When is hospice care a good option? Every case is different, and the decision to pursue hospice care should be discussed with your veterinarian. However, in general, hospice may be the right choice if your pet has been diagnosed with a terminal illness and is not expected to live more than a few months. If you aren't ready to euthanize your pet, hospice could be the right choice.
How will I know how to provide hospice care for my pet? Hospice care is an individualized plan. You will work with your pet's veterinary healthcare team to plan the best course of care for your pet. You will have to communicate closely and effectively with your vet. If you have any questions or need help, they are there for you. As your pet's condition changes, your plan may change as well. The goal is always to make your pet comfortable.
What is euthanasia? Euthanasia is a painless, gentle way to end your pet's life when they would otherwise continue to suffer. Your vet has received special training to perform the procedure which begins with giving your pet a sedative.
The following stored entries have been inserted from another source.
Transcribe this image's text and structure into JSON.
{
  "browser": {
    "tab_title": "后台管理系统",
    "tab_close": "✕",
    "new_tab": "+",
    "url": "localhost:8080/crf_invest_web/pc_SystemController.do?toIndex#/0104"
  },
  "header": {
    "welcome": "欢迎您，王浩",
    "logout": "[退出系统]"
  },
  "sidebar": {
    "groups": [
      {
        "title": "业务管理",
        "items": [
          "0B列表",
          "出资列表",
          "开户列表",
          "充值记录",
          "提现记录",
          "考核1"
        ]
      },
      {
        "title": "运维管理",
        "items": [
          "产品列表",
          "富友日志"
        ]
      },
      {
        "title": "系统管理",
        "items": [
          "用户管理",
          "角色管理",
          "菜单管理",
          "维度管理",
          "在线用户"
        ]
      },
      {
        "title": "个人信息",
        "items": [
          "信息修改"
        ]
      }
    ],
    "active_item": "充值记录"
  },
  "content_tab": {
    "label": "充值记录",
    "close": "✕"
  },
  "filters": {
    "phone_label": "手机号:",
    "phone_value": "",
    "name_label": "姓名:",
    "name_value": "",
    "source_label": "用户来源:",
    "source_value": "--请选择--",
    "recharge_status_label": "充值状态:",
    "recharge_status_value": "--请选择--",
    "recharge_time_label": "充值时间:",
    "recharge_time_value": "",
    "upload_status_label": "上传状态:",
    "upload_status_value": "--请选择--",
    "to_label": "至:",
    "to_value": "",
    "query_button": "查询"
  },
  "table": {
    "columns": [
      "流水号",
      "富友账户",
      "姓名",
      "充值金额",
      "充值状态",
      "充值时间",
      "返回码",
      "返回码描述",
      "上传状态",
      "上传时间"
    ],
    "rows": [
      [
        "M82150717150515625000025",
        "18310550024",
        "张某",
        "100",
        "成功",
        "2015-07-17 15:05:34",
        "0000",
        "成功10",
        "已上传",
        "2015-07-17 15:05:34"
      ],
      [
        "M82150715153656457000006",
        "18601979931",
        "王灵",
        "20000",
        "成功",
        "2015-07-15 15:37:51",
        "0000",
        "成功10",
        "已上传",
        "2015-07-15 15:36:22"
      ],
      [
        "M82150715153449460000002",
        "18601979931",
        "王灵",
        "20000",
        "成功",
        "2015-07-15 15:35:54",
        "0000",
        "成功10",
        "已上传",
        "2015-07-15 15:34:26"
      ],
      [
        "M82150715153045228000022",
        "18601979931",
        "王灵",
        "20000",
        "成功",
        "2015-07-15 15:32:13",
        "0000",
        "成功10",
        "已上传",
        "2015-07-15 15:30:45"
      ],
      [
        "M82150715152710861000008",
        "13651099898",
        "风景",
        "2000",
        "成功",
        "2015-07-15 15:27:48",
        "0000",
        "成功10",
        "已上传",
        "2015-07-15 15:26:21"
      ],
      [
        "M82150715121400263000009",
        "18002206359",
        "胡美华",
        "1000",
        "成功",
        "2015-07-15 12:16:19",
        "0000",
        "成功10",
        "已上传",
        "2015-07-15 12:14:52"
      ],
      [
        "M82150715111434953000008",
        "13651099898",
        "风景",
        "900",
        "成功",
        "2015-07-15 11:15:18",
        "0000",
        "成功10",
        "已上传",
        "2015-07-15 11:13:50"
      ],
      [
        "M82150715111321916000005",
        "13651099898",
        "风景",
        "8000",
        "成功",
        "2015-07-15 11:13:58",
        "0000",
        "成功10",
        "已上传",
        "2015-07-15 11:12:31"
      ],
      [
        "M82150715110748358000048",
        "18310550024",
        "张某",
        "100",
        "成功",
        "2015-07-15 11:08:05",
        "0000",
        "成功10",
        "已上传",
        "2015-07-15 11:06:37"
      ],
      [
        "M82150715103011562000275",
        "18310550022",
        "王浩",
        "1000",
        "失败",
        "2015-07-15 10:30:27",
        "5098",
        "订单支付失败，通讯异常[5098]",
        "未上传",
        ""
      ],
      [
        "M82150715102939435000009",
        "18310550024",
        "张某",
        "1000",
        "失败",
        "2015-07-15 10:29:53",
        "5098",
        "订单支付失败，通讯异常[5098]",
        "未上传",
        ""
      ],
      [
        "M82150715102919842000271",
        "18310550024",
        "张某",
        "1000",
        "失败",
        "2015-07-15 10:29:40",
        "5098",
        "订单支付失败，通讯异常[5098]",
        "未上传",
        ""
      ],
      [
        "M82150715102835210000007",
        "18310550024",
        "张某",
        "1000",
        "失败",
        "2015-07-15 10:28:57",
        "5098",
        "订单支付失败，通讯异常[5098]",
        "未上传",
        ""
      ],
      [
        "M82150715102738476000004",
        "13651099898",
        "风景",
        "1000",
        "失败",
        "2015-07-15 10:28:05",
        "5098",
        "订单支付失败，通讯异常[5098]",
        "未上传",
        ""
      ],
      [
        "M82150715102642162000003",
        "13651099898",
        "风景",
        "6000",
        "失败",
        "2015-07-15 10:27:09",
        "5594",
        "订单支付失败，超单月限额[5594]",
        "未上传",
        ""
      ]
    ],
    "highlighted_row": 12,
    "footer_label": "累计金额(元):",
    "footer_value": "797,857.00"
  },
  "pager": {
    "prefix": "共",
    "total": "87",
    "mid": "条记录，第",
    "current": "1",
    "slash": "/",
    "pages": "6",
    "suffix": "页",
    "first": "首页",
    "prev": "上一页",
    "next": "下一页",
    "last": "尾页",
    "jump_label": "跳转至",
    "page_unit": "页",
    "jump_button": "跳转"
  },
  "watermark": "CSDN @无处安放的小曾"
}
Your vet will then give your pet medication to gently end their life. Your pet won’t feel any distress or discomfort. The procedure only takes 10 to 20 seconds. Your vet is the best person to help you decide when it's time to euthanize your pet. Keeping a record of your observations about your pet's quality of life may help you and your vet decide when your pet's suffering is greater than their ability to enjoy life.
How can I deal with the loss of my pet? It is perfectly normal to grieve the loss of your pet. It may help to memorialize your pet and share memories with others who cared about them. Reach out to your friends and family for support and encouragement. There are also pet loss support groups such as The Association for Pet Loss and Bereavement. You also might be able to find counseling services at your local veterinary college. If your symptoms of grief and loss are severe or persistent, talk to your healthcare provider about the best way to handle it.